La Cour européenne des droits de l’homme condamne la France pour avoir imposé le "devoir conjugal" en défendant la liberté sexuelle et l’intégrité corporelle des époux.
La Cour européenne des droits de l’homme a rendu un arrêt marquant. Elle a condamné la France pour violation du droit au respect de la vie privée dans une affaire de divorce pour manquement au "devoir conjugal". Ce jugement, prononcé à l’unanimité par les juges de Strasbourg le 23 janvier, réaffirme le droit à la liberté sexuelle et à l’intégrité corporelle, en abolissant toute notion d’obligation matrimoniale imposant des relations sexuelles. L’arrêt de la CEDH souligne que "le consentement au mariage ne peut être assimilé à un consentement aux relations sexuelles futures". Ce principe fondamental rejette toute interprétation archaïque de la vie conjugale, ancrée dans des normes religieuses ou patriarcales, selon lesquelles le mariage implique une "communauté de lit", rapporte Tf1 Info.
Dans cette affaire, une Française de 69 ans avait été condamnée en 2019 par la Cour d’appel de Versailles pour avoir cessé d’entretenir des relations sexuelles avec son mari. La cour avait prononcé le divorce à ses torts exclusifs, estimant que ce refus constituait une "violation grave et renouvelée des devoirs du mariage". Saisissant la CEDH en 2021, avec le soutien du Collectif féministe contre le viol (CFCV) et de la Fondation des femmes, la requérante a contesté cette décision qu’elle jugeait contraire à ses droits fondamentaux. La CEDH lui a donné raison, estimant que "tout acte sexuel non consenti est une forme de violence sexuelle" et que l’existence même du "devoir conjugal" contrevient aux principes de liberté individuelle et de lutte contre les violences domestiques. Pour Me Lilia Mhissen, l’une des avocates de la requérante, cette décision marque "l’abolition du devoir conjugal" et constitue une avancée majeure dans la reconnaissance de la liberté sexuelle des époux. "Le mariage ne peut être une servitude sexuelle", ajoute Delphine Zoughebi, également avocate dans cette affaire.

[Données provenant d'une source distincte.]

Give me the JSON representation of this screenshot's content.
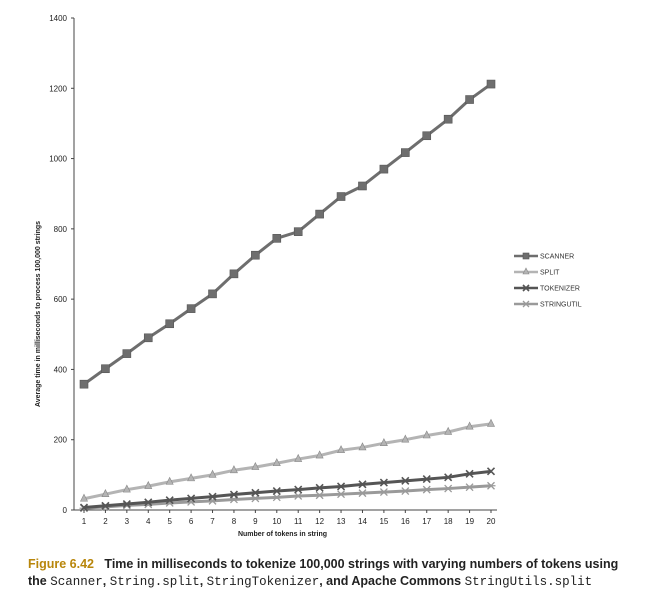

Cette victoire dépasse le cadre individuel. Elle appelle à une révision des articles 212 et 215 du Code civil, qui imposent respectivement aux époux une communauté de vie et des devoirs mutuels de fidélité, secours et assistance. "Il est temps que la France acte cette décision et modifie son droit en conséquence", estime Emmanuelle Piet, membre du Collectif féministe contre le viol. Ce jugement a également une portée symbolique forte. En France, près d’un viol sur deux est commis par le conjoint ou le concubin. "Cette décision est essentielle pour lutter contre les violences sexuelles au sein du couple", déclare Delphine Zoughebi. La requérante, mère de quatre enfants, a salué la décision de la CEDH dans un communiqué. "Cette victoire est pour toutes les femmes qui, comme moi, se retrouvent face à des décisions judiciaires aberrantes remettant en cause leur intégrité corporelle et leur droit à l’intimité", a-t-elle affirmé.